Lolla Balissima merakla etrafı süzmeye başladı. Kurnaz bir çocuktu. Lolla’nın ağzı iyi laf yapardı. Sıska bedeninden 4-5 kat daha büyük laflar hemde!

“Lolla Balissima merakla etrafı süzmeye başladı. Kurnaz bir çocuktu. Ağzı iyi laf yapardı. Sıska bedeninden 4-5 kat daha büyük laflar hemde!” olarak düzenlersen bir şey kaybetmiş oluyor musun? Hayır. Okuyan içinse akıcılığı bölmemiş oluyorsun.

Mesela bu:

Şeker Adam her zaman ki gibi Lolla’nın oyalanmasıyla ilgili yapacağı konuşmalardan birine hazırlanıyor gibiydi

Hazırlanıyor gibiydi niye? Gerek yok bence. Ardından hemen konuşuyor çünkü. Yani hazırlanmıyordu, hazırlanıyor gibi de değildi. Konuştu. Ayrıca bu cümleyle okuyucuyu hazırlamana hiç gerek yok. Çünkü Şeker Adam söylediklerinde Lolla 'nın oyalanmasıyla ilgili bize bilgi veriyor.

Sonra bu aşağıdaki kalıp

Aksine, nasıl Tarzan hedeflerine ulaşmak için daldan dala atlıyorsa, Lolla da onun daldan dala atladığı gibi kötücül merdivenlerin basamaklarını birer birer tırmanıyordu.
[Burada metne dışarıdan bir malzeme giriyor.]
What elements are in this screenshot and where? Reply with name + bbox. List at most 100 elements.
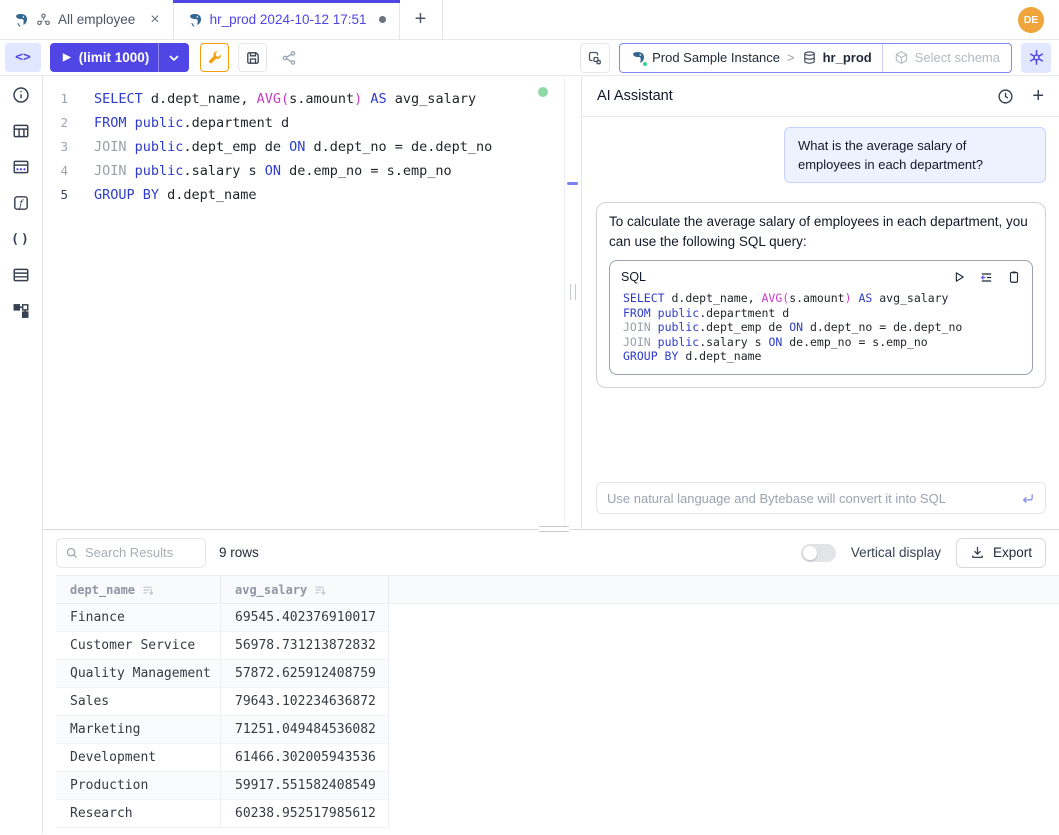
connection-breadcrumb[interactable]: Prod Sample Instance > hr_prod Select sc…	[619, 43, 1012, 73]
save-button[interactable]	[238, 43, 267, 72]
cell-avg-salary[interactable]: 61466.302005943536	[221, 744, 389, 772]
table-icon	[12, 266, 30, 284]
toggle-knob	[803, 546, 817, 560]
editor-scrollbar-strip	[564, 76, 581, 529]
schema-selector[interactable]: Select schema	[882, 44, 1011, 72]
tab-hr-prod[interactable]: hr_prod 2024-10-12 17:51	[174, 0, 400, 39]
search-input[interactable]	[85, 545, 197, 560]
run-options-caret[interactable]	[158, 43, 189, 72]
cell-dept-name[interactable]: Production	[56, 772, 221, 800]
results-table: dept_name avg_salary Finance69545.402376…	[43, 575, 1059, 834]
run-code-icon[interactable]	[952, 270, 966, 284]
sort-icon[interactable]	[314, 584, 326, 596]
functions-panel-button[interactable]: f	[10, 192, 32, 214]
worksheet-code-button[interactable]: <>	[5, 43, 41, 72]
column-header-dept-name[interactable]: dept_name	[56, 576, 221, 603]
wrench-icon	[207, 50, 223, 66]
cell-dept-name[interactable]: Quality Management	[56, 660, 221, 688]
breadcrumb-separator: >	[787, 50, 795, 65]
cell-avg-salary[interactable]: 57872.625912408759	[221, 660, 389, 688]
table-row[interactable]: Finance69545.402376910017	[56, 604, 1059, 632]
table-row[interactable]: Development61466.302005943536	[56, 744, 1059, 772]
sql-editor[interactable]: 12345 SELECT d.dept_name, AVG(s.amount) …	[43, 76, 564, 529]
ai-prompt-input[interactable]	[607, 491, 1012, 506]
tab-label: All employee	[58, 12, 135, 27]
table-icon	[12, 122, 30, 140]
cell-dept-name[interactable]: Marketing	[56, 716, 221, 744]
new-chat-button[interactable]: +	[1032, 86, 1044, 106]
unsaved-dot	[379, 16, 386, 23]
code-language-label: SQL	[621, 267, 646, 287]
cell-avg-salary[interactable]: 59917.551582408549	[221, 772, 389, 800]
cell-avg-salary[interactable]: 71251.049484536082	[221, 716, 389, 744]
scrollbar-thumb[interactable]	[567, 182, 578, 185]
ai-assistant-title: AI Assistant	[597, 88, 673, 104]
table-row[interactable]: Research60238.952517985612	[56, 800, 1059, 828]
table-data-panel-button[interactable]	[10, 156, 32, 178]
cell-dept-name[interactable]: Customer Service	[56, 632, 221, 660]
column-header-avg-salary[interactable]: avg_salary	[221, 576, 389, 603]
cell-avg-salary[interactable]: 60238.952517985612	[221, 800, 389, 828]
ai-assistant-header: AI Assistant +	[582, 76, 1059, 117]
openai-icon	[1028, 49, 1045, 66]
instance-database-selector[interactable]: Prod Sample Instance > hr_prod	[620, 44, 882, 72]
instance-status-dot	[642, 61, 648, 67]
avatar[interactable]: DE	[1018, 7, 1044, 33]
copy-code-icon[interactable]	[1007, 270, 1021, 284]
table-row[interactable]: Quality Management57872.625912408759	[56, 660, 1059, 688]
new-tab-button[interactable]: +	[400, 0, 443, 39]
export-button[interactable]: Export	[956, 538, 1046, 568]
connection-status-dot	[538, 87, 548, 97]
chevron-down-icon	[168, 52, 180, 64]
cell-dept-name[interactable]: Research	[56, 800, 221, 828]
ai-assistant-toggle-button[interactable]	[1021, 43, 1051, 73]
results-search-box[interactable]	[56, 538, 206, 568]
postgres-icon	[187, 12, 203, 28]
ai-chat-area: What is the average salary of employees …	[582, 117, 1059, 482]
vertical-display-toggle[interactable]	[801, 544, 836, 562]
external-tables-panel-button[interactable]	[10, 264, 32, 286]
sql-editor-code[interactable]: SELECT d.dept_name, AVG(s.amount) AS avg…	[79, 87, 492, 529]
table-row[interactable]: Customer Service56978.731213872832	[56, 632, 1059, 660]
assistant-message: To calculate the average salary of emplo…	[596, 202, 1046, 388]
table-row[interactable]: Sales79643.102234636872	[56, 688, 1059, 716]
batch-query-icon	[587, 50, 603, 66]
tab-all-employee[interactable]: All employee ×	[0, 0, 174, 39]
sql-code: SELECT d.dept_name, AVG(s.amount) AS avg…	[610, 288, 1032, 374]
batch-query-button[interactable]	[580, 43, 610, 73]
panel-resize-handle[interactable]	[570, 284, 576, 300]
cell-avg-salary[interactable]: 56978.731213872832	[221, 632, 389, 660]
run-query-button[interactable]: ▶ (limit 1000)	[50, 43, 189, 72]
info-panel-button[interactable]	[10, 84, 32, 106]
left-sidebar: f ()	[0, 76, 43, 834]
cell-avg-salary[interactable]: 69545.402376910017	[221, 604, 389, 632]
database-name: hr_prod	[823, 50, 872, 65]
database-icon	[802, 50, 817, 65]
history-clock-icon[interactable]	[997, 88, 1014, 105]
tables-panel-button[interactable]	[10, 120, 32, 142]
line-number: 4	[43, 159, 68, 183]
cell-dept-name[interactable]: Development	[56, 744, 221, 772]
cell-dept-name[interactable]: Finance	[56, 604, 221, 632]
postgres-icon	[13, 12, 29, 28]
line-number: 1	[43, 87, 68, 111]
format-sql-button[interactable]	[200, 43, 229, 72]
share-icon	[281, 50, 297, 66]
sql-code-block: SQL SELECT d.dept_name, AVG(s.amount) AS…	[609, 260, 1033, 375]
insert-code-icon[interactable]	[979, 270, 994, 285]
table-row[interactable]: Marketing71251.049484536082	[56, 716, 1059, 744]
cell-avg-salary[interactable]: 79643.102234636872	[221, 688, 389, 716]
cell-dept-name[interactable]: Sales	[56, 688, 221, 716]
schema-diagram-panel-button[interactable]	[10, 300, 32, 322]
results-resize-handle[interactable]	[539, 526, 569, 532]
table-row[interactable]: Production59917.551582408549	[56, 772, 1059, 800]
download-icon	[970, 545, 985, 560]
sort-icon[interactable]	[142, 584, 154, 596]
editor-toolbar: <> ▶ (limit 1000)	[0, 40, 1059, 76]
share-button[interactable]	[274, 43, 303, 72]
close-icon[interactable]: ×	[150, 12, 159, 28]
procedures-panel-button[interactable]: ()	[10, 228, 32, 250]
enter-icon	[1020, 491, 1035, 506]
ai-prompt-inputrow	[596, 482, 1046, 514]
group-icon	[36, 12, 51, 27]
Burada nasıl zaten benzetme kelimen, bir de diğer cümlende bizim anlamayacağımızı düşünüp yine benzetme kullanıp karşılaştırmışsın. Çünkü güvenememişsin cümlene bence :slight_smile:

ben olsam şöyle düzenlerdim

Aksine, Tarzan nasıl hedeflerine ulaşmak için daldan dala atlıyorsa, Lolla da kötücül merdivenlerin basamaklarını birer birer öyle tırmanıyordu.

elindeki poşeti aşırmak yerine altından delmiş olmasıydı.

neden “delmesiydi” değil?

Küçük kız elinde tuttuğu şeker çantasına elini daldırarak şöyle bir yokladı.
Elinde tutuyor elini daldırıyor. Niye ilk elinde var?

Şimdi tüm metine geçmeyeceğim. Bu yukarıdakileri sadece örnek olsun diye gösterdim. Metinleri sırtlarında yük yapan ağırlıklardan uzaklaştırırsak, daha akıcı ve okunabilir hale gelir. Lütfen bu söylediklerimi yapıcı olarak alın. Ben de kendi yazdıklarımı aynı süzgeçten geçiriyorum, geçmeyenler de fark ediliyor.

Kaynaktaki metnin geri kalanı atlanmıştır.